What is the derivative of ln(3x)?
Understand the Problem
The question is asking for the derivative of the natural logarithm function ln(3x). To solve this, we can use the chain rule. The derivative of ln(u) is 1/u multiplied by the derivative of u, where u is the function inside the logarithm.
Answer
\frac{1}{x}
Answer for screen readers
The final answer is \frac{1}{x}
Steps to Solve
- Identify the function inside the logarithm
The expression inside the natural logarithm is $3x$, so we set $u = 3x$.
- Differentiate the natural logarithm
Using the chain rule, the derivative of $\ln(u)$ is $\frac{1}{u} \cdot \frac{du}{dx}$. Here, $u = 3x$.
[ \frac{d}{dx}[\ln(3x)] = \frac{1}{3x} \cdot \frac{d}{dx}[3x] ]
- Calculate the derivative of $3x$
The derivative of $3x$ with respect to $x$ is simply $3$.
[ \frac{d}{dx}[3x] = 3 ]
- Combine the results
Plug the derivative of $3x$ back into the chain rule formula:
[ \frac{1}{3x} \cdot 3 = \frac{3}{3x} = \frac{1}{x} ]
The derivative of $\ln(3x)$ is $\frac{1}{x}$.

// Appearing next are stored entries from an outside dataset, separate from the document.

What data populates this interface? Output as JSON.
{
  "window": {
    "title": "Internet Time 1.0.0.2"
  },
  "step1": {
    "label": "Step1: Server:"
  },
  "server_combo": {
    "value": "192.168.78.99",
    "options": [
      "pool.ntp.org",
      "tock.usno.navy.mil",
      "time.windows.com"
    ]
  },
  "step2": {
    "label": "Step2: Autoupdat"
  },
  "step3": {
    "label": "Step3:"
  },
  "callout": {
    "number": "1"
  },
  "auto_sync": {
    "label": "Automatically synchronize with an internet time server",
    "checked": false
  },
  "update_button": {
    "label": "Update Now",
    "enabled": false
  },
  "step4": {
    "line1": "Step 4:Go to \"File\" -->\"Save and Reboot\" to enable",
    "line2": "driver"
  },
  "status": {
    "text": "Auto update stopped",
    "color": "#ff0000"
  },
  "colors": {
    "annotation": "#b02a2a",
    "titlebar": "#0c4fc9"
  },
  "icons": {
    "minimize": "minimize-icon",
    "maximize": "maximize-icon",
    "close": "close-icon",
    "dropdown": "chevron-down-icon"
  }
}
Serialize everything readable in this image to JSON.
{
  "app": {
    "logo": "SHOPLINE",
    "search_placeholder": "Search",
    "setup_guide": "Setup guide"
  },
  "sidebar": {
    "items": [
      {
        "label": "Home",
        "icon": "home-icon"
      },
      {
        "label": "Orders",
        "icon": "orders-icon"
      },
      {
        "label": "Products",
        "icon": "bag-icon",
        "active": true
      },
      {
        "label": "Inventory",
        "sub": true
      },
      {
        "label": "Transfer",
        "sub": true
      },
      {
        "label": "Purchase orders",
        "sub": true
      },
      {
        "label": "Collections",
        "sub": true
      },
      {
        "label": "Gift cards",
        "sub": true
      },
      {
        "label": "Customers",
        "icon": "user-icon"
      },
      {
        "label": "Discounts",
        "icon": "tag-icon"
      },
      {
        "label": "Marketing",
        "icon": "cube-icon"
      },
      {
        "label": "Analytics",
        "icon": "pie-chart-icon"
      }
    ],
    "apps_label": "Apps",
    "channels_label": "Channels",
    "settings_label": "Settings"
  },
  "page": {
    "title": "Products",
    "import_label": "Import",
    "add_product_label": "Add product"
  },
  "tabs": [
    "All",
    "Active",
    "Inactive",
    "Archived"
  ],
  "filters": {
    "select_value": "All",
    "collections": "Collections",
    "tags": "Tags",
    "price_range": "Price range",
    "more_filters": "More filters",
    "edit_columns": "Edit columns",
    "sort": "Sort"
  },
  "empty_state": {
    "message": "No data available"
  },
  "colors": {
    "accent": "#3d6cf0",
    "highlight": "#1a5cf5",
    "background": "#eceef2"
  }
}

The final answer is \frac{1}{x}
More Information
The derivative of $\ln(3x)$ is actually the same as the derivative of $\ln(x)$ because the constant inside the logarithm just introduces a vertical shift in the function, which doesn't affect the slope.
Tips
A common mistake is to forget to multiply by the derivative of the inner function. Always remember to apply the chain rule completely.